The Synod of Whitby and the Keys of Heaven
How a decision about the way in which the date of Easter should be calculated, made at a meeting at Whitby Abbey, was a landmark in the history of Christianity in England.
The dramatic ruins on the headland at Whitby in North Yorkshire belong to a Benedictine abbey founded after the Norman Conquest, and built on the site of an Anglo-Saxon monastery.
The earlier monastery has left no trace above ground, but it made its mark in another way: in 664, a decision made here influenced the future direction of the Church in England.
In the 7th century the monastery at Whitby, or Streaneshalch as it was then known, was a place of great prestige – the burial place of kings of Northumbria, then the mightiest of the kingdoms in Anglo-Saxon England.
Northumbrians had been Christianised from the 620s onwards by two different groups of missionaries: those from Rome, who were first on the scene, and those of the Irish or Celtic tradition, from the island of Iona, who had made Lindisfarne their chief mission centre in the 630s.
The problem was that the two traditions had different Christian practices, including the way priests cut their hair, and, most important of all, the way they calculated the date of Easter – a moveable feast, as it has to be a Sunday. Its precise timing is determined by the cycle of the moon, and the two contrary methods sometimes resulted in dates up to four weeks apart.
Even the royal household was split, with King Oswiu’s court following Celtic practice and celebrating Easter early, while Queen Eanflæd and her supporters – Roman converts – were still fasting for Lent.
But since Easter is the pivotal event in the Christian calendar, celebrating the resurrection of Christ, these issues were not just inconvenient. As Bede, writing in the early 8th century, put it:
This dispute rightly began to trouble the minds and consciences of many people, who feared that they might have received the name of Christian in vain.
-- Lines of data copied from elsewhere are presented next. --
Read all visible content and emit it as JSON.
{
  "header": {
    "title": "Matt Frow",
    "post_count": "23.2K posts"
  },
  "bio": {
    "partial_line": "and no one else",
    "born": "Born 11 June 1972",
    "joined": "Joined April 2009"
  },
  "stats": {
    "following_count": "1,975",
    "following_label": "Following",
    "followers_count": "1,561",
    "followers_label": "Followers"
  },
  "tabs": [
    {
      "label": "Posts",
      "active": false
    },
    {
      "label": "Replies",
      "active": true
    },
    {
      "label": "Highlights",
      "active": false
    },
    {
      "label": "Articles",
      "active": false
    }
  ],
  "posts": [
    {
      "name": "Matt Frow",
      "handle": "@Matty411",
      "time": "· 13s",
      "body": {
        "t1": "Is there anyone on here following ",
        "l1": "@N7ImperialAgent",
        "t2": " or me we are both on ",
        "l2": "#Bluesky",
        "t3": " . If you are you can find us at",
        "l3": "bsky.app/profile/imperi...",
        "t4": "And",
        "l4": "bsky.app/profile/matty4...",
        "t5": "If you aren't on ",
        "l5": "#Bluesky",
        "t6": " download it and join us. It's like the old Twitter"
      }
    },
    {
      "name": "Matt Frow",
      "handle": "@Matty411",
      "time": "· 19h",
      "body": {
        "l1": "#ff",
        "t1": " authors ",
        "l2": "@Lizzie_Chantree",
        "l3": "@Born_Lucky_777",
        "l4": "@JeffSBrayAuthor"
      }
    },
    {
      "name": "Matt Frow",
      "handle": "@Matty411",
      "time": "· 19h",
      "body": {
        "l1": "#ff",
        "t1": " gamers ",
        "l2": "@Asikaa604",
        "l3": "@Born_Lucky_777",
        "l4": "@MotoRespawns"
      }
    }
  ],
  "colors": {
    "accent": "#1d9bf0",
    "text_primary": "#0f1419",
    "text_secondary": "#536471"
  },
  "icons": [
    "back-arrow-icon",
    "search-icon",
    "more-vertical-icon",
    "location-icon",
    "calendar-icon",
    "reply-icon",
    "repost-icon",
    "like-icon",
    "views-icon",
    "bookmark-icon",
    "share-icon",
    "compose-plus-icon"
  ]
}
So in 664 Oswiu summoned eminent clerics from the rival movements to Whitby in an attempt to resolve the conflict.
THE GATES OF HEAVEN
Each side laid its case before the king. Bishop Colman of Lindisfarne led the Irish faction, while the Roman point of view was put forward by Wilfrid, abbot of Ripon. The two sides claimed authority from the Apostle John and from St Peter respectively.
After a long and learned debate, Oswiu suddenly intervened with a question: ‘Who’, he asked, ‘is the gatekeeper of heaven?’ ‘St Peter’, replied the assembled clerics. Then Oswiu pronounced, apparently with a smile:
Then, I tell you … I shall not contradict him. I shall obey his commands in everything … otherwise, when I come to the gates of heaven, there may be no one to open them, because he who holds the keys has turned away.
The decision in favour of Rome sent out a clear message that the tide was turning against Celtic practices. York immediately supplanted Lindisfarne as the Episcopal centre of Northumbria, and some who did not want to adapt to Roman ways withdrew to Iona.
By standardising the practices of the Northumbrian Church according to the Roman tradition, the synod was a landmark – not just in the history of the Church in England, but also of the Church in western Europe in the Middle Ages.